Lighting Control

Why Does One Need A Lighting Control System?

One-button Control

The number one reason is the all-off button, whereby the homeowner is able to turn off all the lights in the house with the touch of a single button. The command can also be tied into other aspects of the home, such as a whole-house audio system, which the owner may wish to shut down at the same time as the lighting within the home.

Simplicity

One button may control many functions simultaneously. For example, the owner can create scenes, which are groupings of lights that are pre-set in a coordinated manner. Scenes may also involve other aspects of the home such as drapes or audio/video systems through the use of a home integration system.

Atmosphere

Most people recognize that lighting is crucial in setting the mood of a room or area of the home. Lighting control systems allow residents to set precise levels for accent and task lighting, as well as ambiance, so that these settings may be called up quickly and easily depending on the activity planned for the space, in accordance with one’s interest or desire.

Visual Aesthetics

Initially, lighting in the home was just a single point in the ceiling. Eventually sconces came into vogue, followed by recessed lighting, which resulted in many more switches on walls. A lighting control system eliminates the wall clutter of these multi-gang switches which can intrude on a design scheme.

Security

Special lighting control scenes can be triggered by an alarm system. By pressing one button on the lighting keypad (or an alarm trip), one can have all the lights go into a flashing mode so that police can see which house on the street is having trouble. Also, the homeowner is able to turn on all the exterior lights with the press of a single button flooding the entire perimeter of the home with light. In addition, one could have all the interior lights come on at once at full brightness.


Saving Energy

Few people realize that by dimming incandescent lights by ten percent, one is able to double the lamp life of the bulbs (as well as save ten percent in energy cost). Dimming by 25 percent increases lamp life by four times (saving 20 percent in electricity); and dimming by 50 percent boosts lamp life by twenty times (while saving 40 percent energy). A ten percent reduction in light level is not detected by the human eye, which perceives the light at full brightness. This is important for areas such as a room with high ceilings.

Activities (or Scenes)

It is important that architects, lighting designers, and homeowners understand the concept of a lighting zone. A zone is any group of lights that work in unison; it is not an electrical circuit. For example, a zone could be two sconces in a dining room and a chandelier might be another zone. If there is recessed lighting, it could constitute a third zone. All three zones work independently, but the lighting control system can operate the three zones in unison.

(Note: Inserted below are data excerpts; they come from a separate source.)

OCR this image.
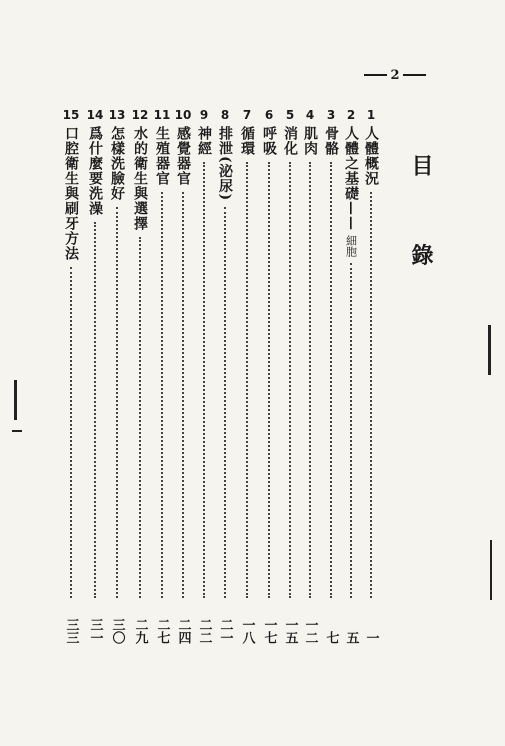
2
目 錄
1
人體概況
一
2
人體之基礎——
細胞
五
3
骨骼
七
4
肌肉
一二
5
消化
一五
6
呼吸
一七
7
循環
一八
8
排泄(泌尿)
二一
9
神經
二二
10
感覺器官
二四
11
生殖器官
二七
12
水的衛生與選擇
二九
13
怎樣洗臉好
三〇
14
爲什麼要洗澡
三一
15
口腔衛生與刷牙方法
三三
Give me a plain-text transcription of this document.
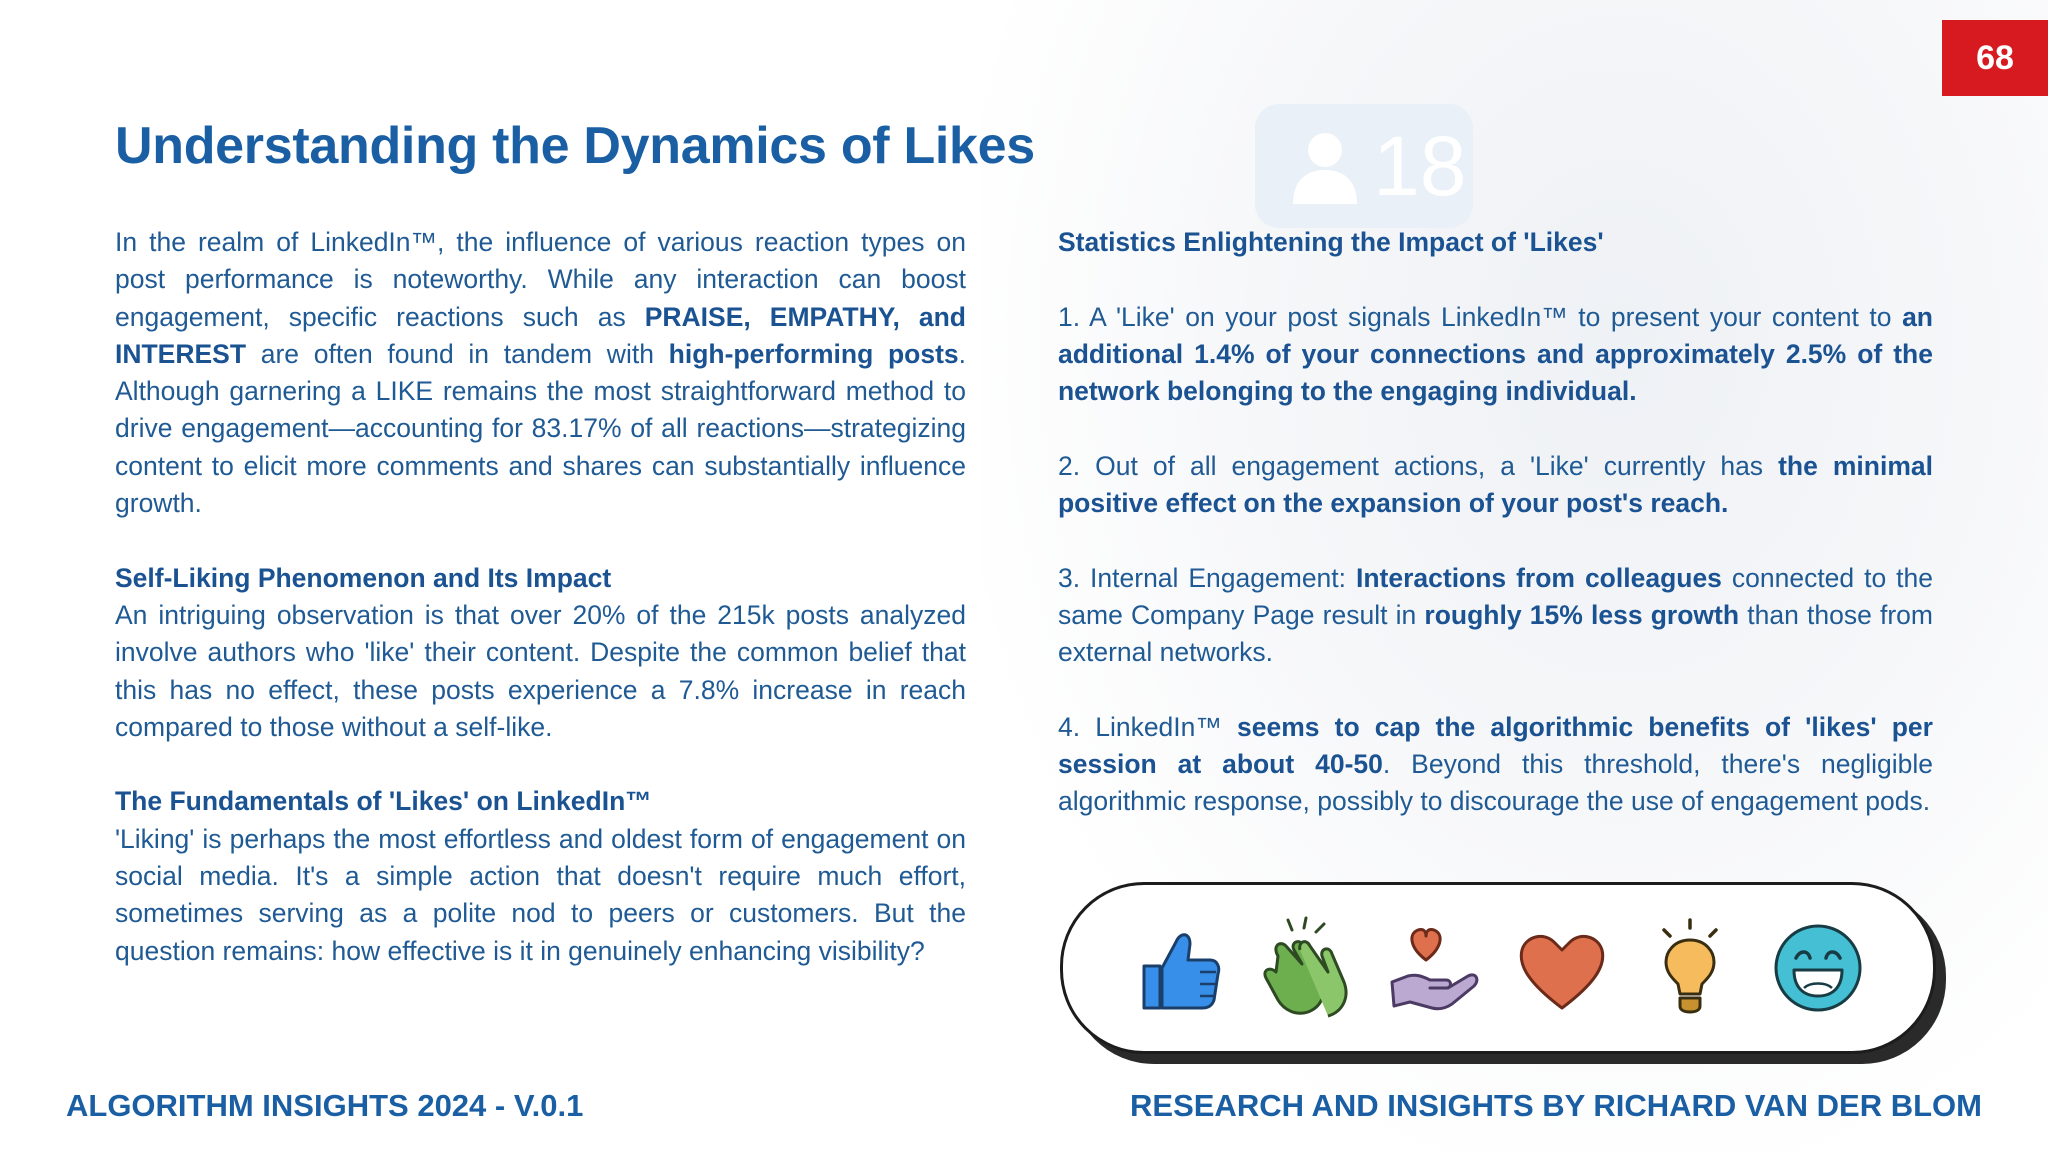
18
68
Understanding the Dynamics of Likes

In the realm of LinkedIn™, the influence of various reaction types on post performance is noteworthy. While any interaction can boost engagement, specific reactions such as PRAISE, EMPATHY, and INTEREST are often found in tandem with high-performing posts. Although garnering a LIKE remains the most straightforward method to drive engagement—accounting for 83.17% of all reactions—strategizing content to elicit more comments and shares can substantially influence growth.

Self-Liking Phenomenon and Its Impact

An intriguing observation is that over 20% of the 215k posts analyzed involve authors who 'like' their content. Despite the common belief that this has no effect, these posts experience a 7.8% increase in reach compared to those without a self-like.

The Fundamentals of 'Likes' on LinkedIn™

'Liking' is perhaps the most effortless and oldest form of engagement on social media. It's a simple action that doesn't require much effort, sometimes serving as a polite nod to peers or customers. But the question remains: how effective is it in genuinely enhancing visibility?

Statistics Enlightening the Impact of 'Likes'

1. A 'Like' on your post signals LinkedIn™ to present your content to an additional 1.4% of your connections and approximately 2.5% of the network belonging to the engaging individual.

2. Out of all engagement actions, a 'Like' currently has the minimal positive effect on the expansion of your post's reach.

3. Internal Engagement: Interactions from colleagues connected to the same Company Page result in roughly 15% less growth than those from external networks.

4. LinkedIn™ seems to cap the algorithmic benefits of 'likes' per session at about 40-50. Beyond this threshold, there's negligible algorithmic response, possibly to discourage the use of engagement pods.

ALGORITHM INSIGHTS 2024 - V.0.1	RESEARCH AND INSIGHTS BY RICHARD VAN DER BLOM
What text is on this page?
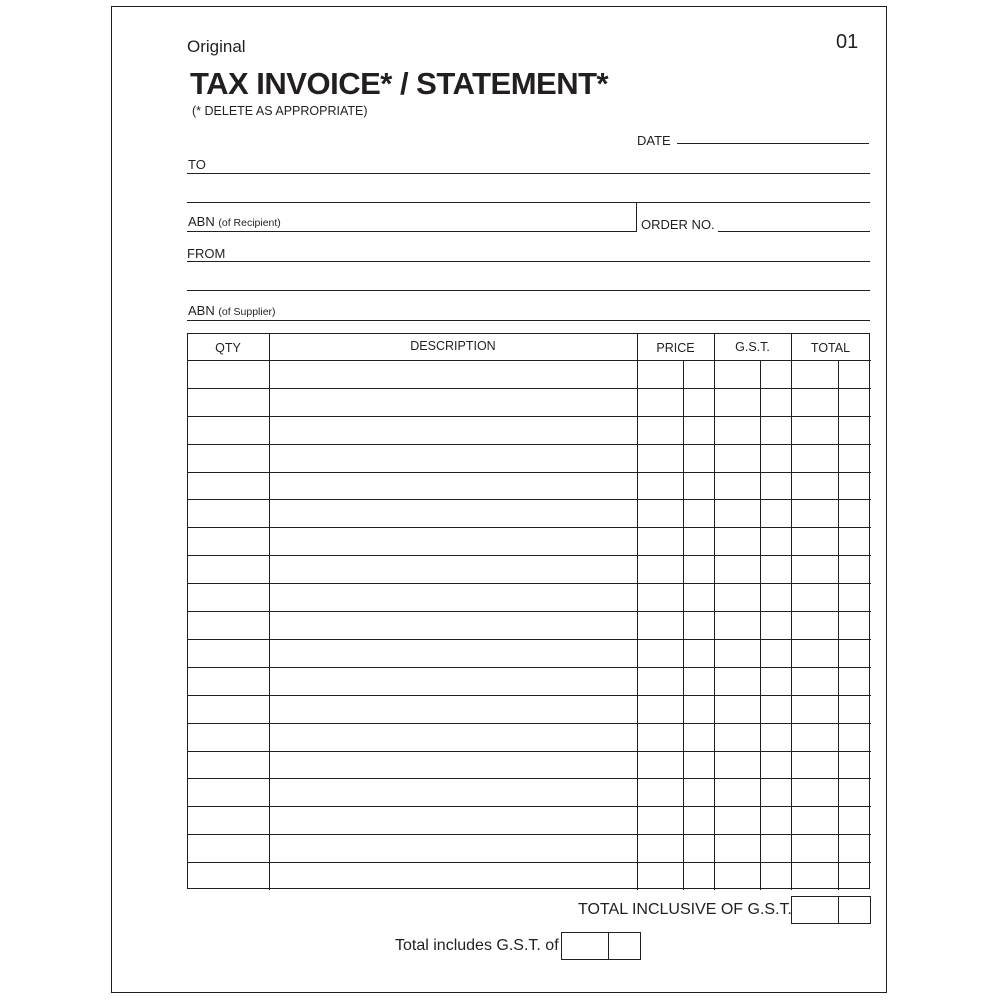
Original	01
TAX INVOICE* / STATEMENT*
(* DELETE AS APPROPRIATE)
DATE
TO
ABN (of Recipient)	ORDER NO.
FROM
ABN (of Supplier)
QTY	DESCRIPTION	PRICE	G.S.T.	TOTAL
TOTAL INCLUSIVE OF G.S.T.
Total includes G.S.T. of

When we take these three zones and put them together, we create a scene. A scene is a group of zones (lights) which transition to preset levels at the push of one button. The scene is used to create a mood or functional lighting without the need to reset the level of each light every time. This could apply to a single light, or to hundreds of lights.

Scenes can also activate motorized drapes or shades, audio/video equipment, or other equipment in the home. By controlling drapes or shades, one is able to affect the lighting of the room, as well as act to protect fabrics, artwork, or other light-sensitive possessions.

Popular scenes include:

  • Entertaining - Lighting is used to enhance architectural and decorative elements of the home. Also, multi-level entertaining buttons are used to control variations or sequences of lighting for entertaining.
  • Movies - For watching movies, light levels are reduced sharply or else extinguished completely at the touch of a single button.
  • Elegant Dining - Lighting can be arranged in a series of settings to accent food presentation areas, adjust to candlelight, encourage conversation, and facilitate serving and cleanup.
  • Artwork Presentation - Old-fashioned clamp-on lamps fail to illuminate artwork properly. Today there are many fixtures that provide excellent lighting for hanging art, including some with bright halogen lamps.
  • Reading - Everybody has a favorite setting for reading. Lighting control systems separate settings for each individual, according to his/her preferences.